11. I acknowledge that I may be accepting part or all of the offer and the terms and conditions of this Election Form in English and I agree to be bound accordingly.
12. I acknowledge and agree that none of Marvell or a subsidiary or affiliate of Marvell, or any of their respective employees or agents, has made any recommendation to me as to whether or not I should accept the Offer to Exchange my eligible options and that I am not relying on any information or representation made by any such person in accepting or rejecting the Offer to Exchange, other than any information contained in the offer documents.
13. I agree that participation in the offer is governed by the terms and conditions set forth in the offer documents and this Election Form. I acknowledge that I have received the offer documents and have been afforded the opportunity to consult with my own investment, legal and/or tax advisors before making this election and that I have knowingly accepted or rejected the offer.

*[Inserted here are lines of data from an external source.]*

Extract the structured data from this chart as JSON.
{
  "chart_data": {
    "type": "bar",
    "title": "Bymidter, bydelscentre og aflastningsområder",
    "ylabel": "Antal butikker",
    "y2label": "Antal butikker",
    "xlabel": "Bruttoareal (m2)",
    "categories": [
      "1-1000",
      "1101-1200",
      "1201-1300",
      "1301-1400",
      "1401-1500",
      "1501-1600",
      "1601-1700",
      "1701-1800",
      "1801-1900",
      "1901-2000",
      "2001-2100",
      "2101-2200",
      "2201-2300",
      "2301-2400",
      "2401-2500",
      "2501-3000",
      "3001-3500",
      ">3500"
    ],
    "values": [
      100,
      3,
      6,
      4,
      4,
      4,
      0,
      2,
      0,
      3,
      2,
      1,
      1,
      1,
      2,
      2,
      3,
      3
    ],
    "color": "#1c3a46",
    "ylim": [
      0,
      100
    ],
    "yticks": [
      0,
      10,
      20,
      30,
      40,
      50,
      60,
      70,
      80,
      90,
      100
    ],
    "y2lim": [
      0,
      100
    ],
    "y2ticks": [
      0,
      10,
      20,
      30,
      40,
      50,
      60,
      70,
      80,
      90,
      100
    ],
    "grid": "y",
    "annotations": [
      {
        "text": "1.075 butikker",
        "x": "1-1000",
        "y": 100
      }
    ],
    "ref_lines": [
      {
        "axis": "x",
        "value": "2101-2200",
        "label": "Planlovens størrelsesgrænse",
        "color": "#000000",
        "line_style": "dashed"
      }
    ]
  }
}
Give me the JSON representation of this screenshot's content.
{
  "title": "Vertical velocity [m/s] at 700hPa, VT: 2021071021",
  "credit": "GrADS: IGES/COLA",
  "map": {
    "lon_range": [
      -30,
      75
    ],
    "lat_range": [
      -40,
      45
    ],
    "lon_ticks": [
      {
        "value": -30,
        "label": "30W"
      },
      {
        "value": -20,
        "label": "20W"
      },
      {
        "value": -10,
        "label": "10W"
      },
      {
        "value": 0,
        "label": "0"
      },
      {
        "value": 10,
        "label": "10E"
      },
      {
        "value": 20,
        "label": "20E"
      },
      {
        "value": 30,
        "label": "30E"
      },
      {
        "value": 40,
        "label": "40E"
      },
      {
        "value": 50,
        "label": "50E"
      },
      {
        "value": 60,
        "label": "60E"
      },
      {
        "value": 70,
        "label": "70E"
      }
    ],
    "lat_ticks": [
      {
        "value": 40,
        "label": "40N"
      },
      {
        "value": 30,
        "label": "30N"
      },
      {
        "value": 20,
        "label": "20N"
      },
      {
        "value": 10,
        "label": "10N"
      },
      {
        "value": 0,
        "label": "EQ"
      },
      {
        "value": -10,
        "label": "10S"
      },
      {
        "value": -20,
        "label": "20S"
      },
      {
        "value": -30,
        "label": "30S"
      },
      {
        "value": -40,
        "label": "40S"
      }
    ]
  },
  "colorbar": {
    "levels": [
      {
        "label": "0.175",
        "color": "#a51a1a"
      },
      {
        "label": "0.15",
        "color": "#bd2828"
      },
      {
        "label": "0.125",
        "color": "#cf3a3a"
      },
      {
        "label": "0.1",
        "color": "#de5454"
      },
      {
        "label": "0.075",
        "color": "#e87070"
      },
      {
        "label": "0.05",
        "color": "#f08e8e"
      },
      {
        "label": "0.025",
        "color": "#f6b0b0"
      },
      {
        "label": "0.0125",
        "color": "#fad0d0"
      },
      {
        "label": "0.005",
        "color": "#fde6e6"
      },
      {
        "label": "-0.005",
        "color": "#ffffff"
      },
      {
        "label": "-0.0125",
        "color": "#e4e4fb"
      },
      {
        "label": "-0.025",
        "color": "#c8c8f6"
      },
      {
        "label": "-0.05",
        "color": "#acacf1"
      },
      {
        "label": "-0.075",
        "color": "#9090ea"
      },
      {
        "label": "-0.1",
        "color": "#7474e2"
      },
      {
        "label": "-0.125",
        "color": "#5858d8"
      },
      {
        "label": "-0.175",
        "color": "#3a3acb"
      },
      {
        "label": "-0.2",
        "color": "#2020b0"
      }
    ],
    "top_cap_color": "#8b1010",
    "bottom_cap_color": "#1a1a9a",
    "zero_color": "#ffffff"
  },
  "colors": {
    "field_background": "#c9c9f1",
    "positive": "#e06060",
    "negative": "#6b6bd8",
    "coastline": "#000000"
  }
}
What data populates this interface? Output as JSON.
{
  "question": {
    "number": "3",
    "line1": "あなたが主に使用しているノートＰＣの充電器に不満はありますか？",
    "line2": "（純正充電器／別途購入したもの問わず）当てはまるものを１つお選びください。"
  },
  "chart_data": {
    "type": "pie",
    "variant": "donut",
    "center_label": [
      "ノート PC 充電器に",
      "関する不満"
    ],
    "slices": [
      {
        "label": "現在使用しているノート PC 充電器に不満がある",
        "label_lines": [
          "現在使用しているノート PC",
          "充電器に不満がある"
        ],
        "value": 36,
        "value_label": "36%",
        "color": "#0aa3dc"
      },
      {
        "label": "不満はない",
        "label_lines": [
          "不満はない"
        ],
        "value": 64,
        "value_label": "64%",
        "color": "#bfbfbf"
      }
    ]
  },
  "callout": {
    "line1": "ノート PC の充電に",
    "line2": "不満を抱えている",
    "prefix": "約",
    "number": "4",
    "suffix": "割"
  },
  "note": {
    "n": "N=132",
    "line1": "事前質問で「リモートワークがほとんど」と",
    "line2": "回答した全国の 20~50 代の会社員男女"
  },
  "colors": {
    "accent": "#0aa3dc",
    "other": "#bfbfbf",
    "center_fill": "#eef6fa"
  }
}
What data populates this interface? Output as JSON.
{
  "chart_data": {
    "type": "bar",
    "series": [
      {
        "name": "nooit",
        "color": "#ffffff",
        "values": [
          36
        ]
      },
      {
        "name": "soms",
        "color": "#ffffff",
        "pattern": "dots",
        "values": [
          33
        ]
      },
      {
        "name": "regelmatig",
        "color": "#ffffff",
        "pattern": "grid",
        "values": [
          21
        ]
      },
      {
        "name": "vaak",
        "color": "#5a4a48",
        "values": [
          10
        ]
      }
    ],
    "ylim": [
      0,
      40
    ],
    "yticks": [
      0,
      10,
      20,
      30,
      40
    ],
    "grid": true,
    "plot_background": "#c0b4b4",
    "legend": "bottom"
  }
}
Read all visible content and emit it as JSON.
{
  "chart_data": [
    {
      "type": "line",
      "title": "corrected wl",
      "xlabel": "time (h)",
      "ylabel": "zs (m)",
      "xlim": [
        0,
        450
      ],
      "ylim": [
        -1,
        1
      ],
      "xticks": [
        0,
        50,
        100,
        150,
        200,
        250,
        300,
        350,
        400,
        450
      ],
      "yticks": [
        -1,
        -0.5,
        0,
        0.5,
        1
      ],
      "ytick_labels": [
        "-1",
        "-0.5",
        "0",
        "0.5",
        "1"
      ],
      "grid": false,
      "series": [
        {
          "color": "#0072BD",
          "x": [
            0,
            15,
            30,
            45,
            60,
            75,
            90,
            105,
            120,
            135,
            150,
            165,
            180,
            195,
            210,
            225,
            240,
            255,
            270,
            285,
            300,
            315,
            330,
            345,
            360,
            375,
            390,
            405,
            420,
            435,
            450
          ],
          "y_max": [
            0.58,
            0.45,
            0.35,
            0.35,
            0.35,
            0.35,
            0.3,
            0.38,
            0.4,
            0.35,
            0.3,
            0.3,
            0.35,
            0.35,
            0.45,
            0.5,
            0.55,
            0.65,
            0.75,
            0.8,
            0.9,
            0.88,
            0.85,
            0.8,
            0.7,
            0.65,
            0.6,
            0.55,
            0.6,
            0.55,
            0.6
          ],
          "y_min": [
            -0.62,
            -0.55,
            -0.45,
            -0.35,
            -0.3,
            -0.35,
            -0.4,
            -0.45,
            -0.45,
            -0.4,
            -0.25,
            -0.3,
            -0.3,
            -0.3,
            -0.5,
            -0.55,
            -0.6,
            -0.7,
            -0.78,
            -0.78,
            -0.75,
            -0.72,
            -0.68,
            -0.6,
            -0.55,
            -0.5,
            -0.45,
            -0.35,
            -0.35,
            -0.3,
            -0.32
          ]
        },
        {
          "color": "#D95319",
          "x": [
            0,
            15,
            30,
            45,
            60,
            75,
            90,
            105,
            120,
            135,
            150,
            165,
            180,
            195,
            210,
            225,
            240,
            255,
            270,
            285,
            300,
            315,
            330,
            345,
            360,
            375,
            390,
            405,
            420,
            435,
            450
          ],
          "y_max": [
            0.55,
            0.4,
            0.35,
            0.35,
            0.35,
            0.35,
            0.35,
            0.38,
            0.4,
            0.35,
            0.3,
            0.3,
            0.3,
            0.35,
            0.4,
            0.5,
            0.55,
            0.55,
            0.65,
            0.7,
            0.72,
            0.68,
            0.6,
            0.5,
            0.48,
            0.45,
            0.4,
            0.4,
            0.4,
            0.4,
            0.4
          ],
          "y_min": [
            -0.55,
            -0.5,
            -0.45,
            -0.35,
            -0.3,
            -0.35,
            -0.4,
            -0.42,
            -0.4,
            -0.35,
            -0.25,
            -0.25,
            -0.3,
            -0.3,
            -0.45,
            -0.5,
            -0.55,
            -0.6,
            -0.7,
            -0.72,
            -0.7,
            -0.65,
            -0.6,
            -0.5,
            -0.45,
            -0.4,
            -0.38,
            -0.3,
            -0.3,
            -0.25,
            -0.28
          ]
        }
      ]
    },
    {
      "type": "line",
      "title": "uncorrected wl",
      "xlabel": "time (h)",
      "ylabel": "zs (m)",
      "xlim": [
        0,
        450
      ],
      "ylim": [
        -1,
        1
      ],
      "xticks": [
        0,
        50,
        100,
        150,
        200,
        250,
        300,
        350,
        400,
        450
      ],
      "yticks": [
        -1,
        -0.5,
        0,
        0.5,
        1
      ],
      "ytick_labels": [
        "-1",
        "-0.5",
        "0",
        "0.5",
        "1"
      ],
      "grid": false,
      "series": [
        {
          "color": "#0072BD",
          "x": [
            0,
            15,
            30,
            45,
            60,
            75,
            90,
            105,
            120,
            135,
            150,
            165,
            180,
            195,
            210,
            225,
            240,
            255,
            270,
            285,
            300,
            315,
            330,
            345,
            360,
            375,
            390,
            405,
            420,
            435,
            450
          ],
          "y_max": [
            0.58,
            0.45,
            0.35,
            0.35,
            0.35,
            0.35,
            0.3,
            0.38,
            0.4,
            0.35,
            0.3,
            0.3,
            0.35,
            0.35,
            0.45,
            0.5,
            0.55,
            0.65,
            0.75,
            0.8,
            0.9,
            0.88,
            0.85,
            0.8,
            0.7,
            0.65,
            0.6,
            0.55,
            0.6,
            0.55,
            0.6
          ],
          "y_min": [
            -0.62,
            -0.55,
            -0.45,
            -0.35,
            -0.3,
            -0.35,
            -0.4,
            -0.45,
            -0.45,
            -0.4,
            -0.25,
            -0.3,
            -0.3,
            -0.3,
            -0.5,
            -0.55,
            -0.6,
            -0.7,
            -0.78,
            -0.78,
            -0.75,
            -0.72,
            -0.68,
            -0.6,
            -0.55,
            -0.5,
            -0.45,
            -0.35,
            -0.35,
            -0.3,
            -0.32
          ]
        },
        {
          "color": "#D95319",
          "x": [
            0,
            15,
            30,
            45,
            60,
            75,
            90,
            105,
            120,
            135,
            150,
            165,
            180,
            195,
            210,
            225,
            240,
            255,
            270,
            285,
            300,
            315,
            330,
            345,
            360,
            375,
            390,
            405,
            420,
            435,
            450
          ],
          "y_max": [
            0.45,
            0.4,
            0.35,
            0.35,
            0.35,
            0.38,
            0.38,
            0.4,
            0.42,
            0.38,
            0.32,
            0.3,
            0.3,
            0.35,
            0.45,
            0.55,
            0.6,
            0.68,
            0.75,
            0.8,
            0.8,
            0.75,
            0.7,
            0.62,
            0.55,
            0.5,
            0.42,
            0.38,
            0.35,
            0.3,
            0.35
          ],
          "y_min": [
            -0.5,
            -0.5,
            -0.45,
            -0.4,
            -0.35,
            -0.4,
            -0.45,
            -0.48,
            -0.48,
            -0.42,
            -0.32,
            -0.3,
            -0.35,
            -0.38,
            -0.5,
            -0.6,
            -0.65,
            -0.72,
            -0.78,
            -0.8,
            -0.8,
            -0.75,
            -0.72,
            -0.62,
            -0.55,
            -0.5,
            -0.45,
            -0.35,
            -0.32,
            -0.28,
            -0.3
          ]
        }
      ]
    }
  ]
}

I agree to accept as binding, conclusive and final all decisions or interpretations of Marvell upon any questions relating to the offer and this Election Form.
14. I further understand that Marvell intends to send me an Election Confirmation Statement via e-mail at my Marvell e-mail address within two business days after the submission of my Election Form. If I have not received such an e-mail confirmation, I understand that it is my responsibility to ensure that my Election Form has been received before 6:00 p.m. Pacific Time, on January 23, 2009. I understand that only responses that are complete, signed (electronically or otherwise) and actually received by Marvell by the deadline will be accepted.